One of the hymns Dad liked was Amazing Grace. I’m not sure why. But the hymn is about forgiveness and grace. The writer, John Newton, was ship’s captain and a slave trader during the transatlantic slave trade of the 17th century. These captains were monsters with their slave cargo often throwing the sick and dying overboard to preserve their human cargo. Newton was not a religious man. Once, in a storm that Newton was sure his ship would sink, he cried for mercy from God. Later, after the storm subsided, Newton reflected on what he had said and he began to believe that God had extended grace to him as a slave trader. For Newton, it started him on a journey of faith. It leads him to help another man, William Wilberforce, who became the leader in the abolition of slavery. Like John Newton, my Dad liked people and worked for their best interests in little ways. I think it’s why he found an affinity with this song.

There are many more memories I have of my Dad. Like his famous spaghetti sauce, the times we ran together, his personal achievements in running, triathlons, the Orca Running Club (memorial award) and the trophies he was proud of, our many family gatherings (relatives included!), watching hockey together, his love for food, and his friendly simile. For my mom, she will miss Dad’s surprise valentine poems that he placed in the local newspaper, and entertained us all by with this rare look into Dad’s romantic side and local awards for best Valentine’s Day poem. We all have memories of my Dad. These are my personal memories and places were I’ll go to visit him. What else can we do to remember my Dad? Pull a “Ken Owen.” What, you ask, is a “Ken Owen.” It’s what my Dad did so easily. Talk to a stranger, help someone you don’t know, forgive someone, help someone in debt, see a need, and fill a need. This was my Dad and this is how I will remember Him.

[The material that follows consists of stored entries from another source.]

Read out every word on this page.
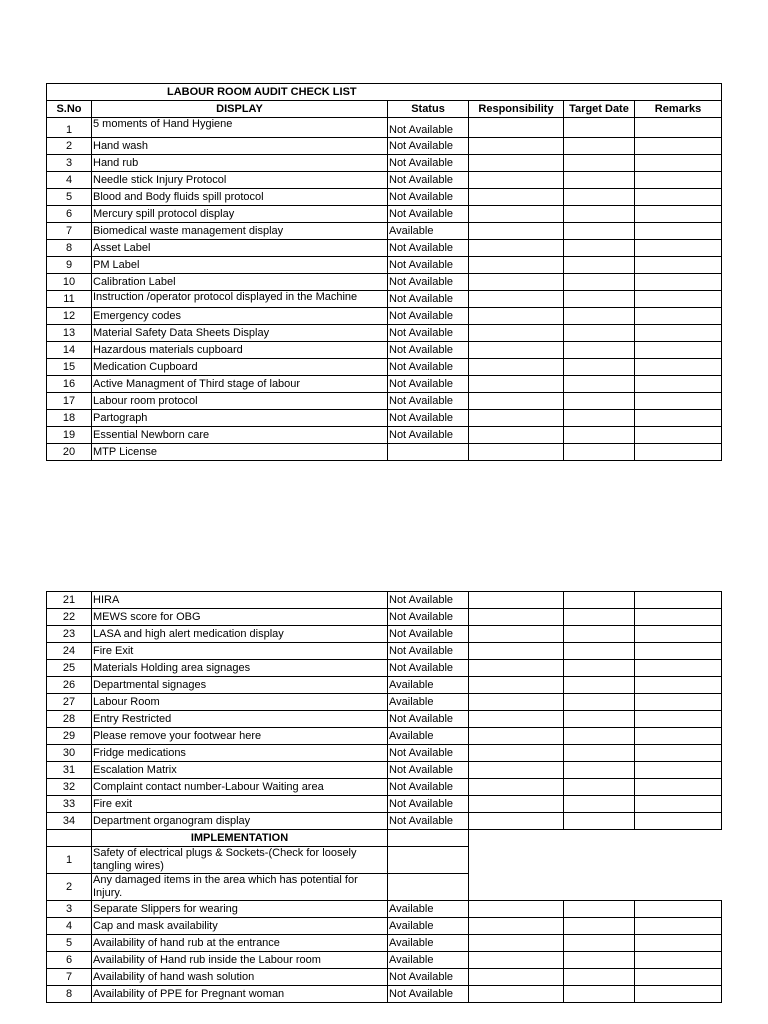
LABOUR ROOM AUDIT CHECK LIST					
S.No	DISPLAY	Status	Responsibility	Target Date	Remarks
1	5 moments of Hand Hygiene	Not Available			
2	Hand wash	Not Available			
3	Hand rub	Not Available			
4	Needle stick Injury Protocol	Not Available			
5	Blood and Body fluids spill protocol	Not Available			
6	Mercury spill protocol display	Not Available			
7	Biomedical waste management display	Available			
8	Asset Label	Not Available			
9	PM Label	Not Available			
10	Calibration Label	Not Available			
11	Instruction /operator protocol displayed in the Machine	Not Available			
12	Emergency codes	Not Available			
13	Material Safety Data Sheets Display	Not Available			
14	Hazardous materials cupboard	Not Available			
15	Medication Cupboard	Not Available			
16	Active Managment of Third stage of labour	Not Available			
17	Labour room protocol	Not Available			
18	Partograph	Not Available			
19	Essential Newborn care	Not Available			
20	MTP License				
21	HIRA	Not Available			
22	MEWS score for OBG	Not Available			
23	LASA and high alert medication display	Not Available			
24	Fire Exit	Not Available			
25	Materials Holding area signages	Not Available			
26	Departmental signages	Available			
27	Labour Room	Available			
28	Entry Restricted	Not Available			
29	Please remove your footwear here	Available			
30	Fridge medications	Not Available			
31	Escalation Matrix	Not Available			
32	Complaint contact number-Labour Waiting area	Not Available			
33	Fire exit	Not Available			
34	Department organogram display	Not Available			
	IMPLEMENTATION				
1	Safety of electrical plugs & Sockets-(Check for loosely tangling wires)				
2	Any damaged items in the area which has potential for Injury.				
3	Separate Slippers for wearing	Available			
4	Cap and mask availability	Available			
5	Availability of hand rub at the entrance	Available			
6	Availability of Hand rub inside the Labour room	Available			
7	Availability of hand wash solution	Not Available			
8	Availability of PPE for Pregnant woman	Not Available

The tree is on the ground and can now be easily measured, and what I find in my Dad’s heart for people, I now see greatness in him that I took for granted. It was just him. My desire is to change myself in some small ways in memory of Dad. These words would be too noble for him if he were here. Like all of us, he was all too aware of his own imperfections. He started on a journey in life whose conclusion was uncertain. That journey, by the grace of God, gave him his greatest asset, his heart, and in the end, it is what failed him. I like to think that he just wore it out from too much use. In the future, I know I will see him again, and walk with him in fields of gold. I have peace knowing that death is not the last word, for either of us. Made in the image of God, we are people of the second change, and the crossed sticks.”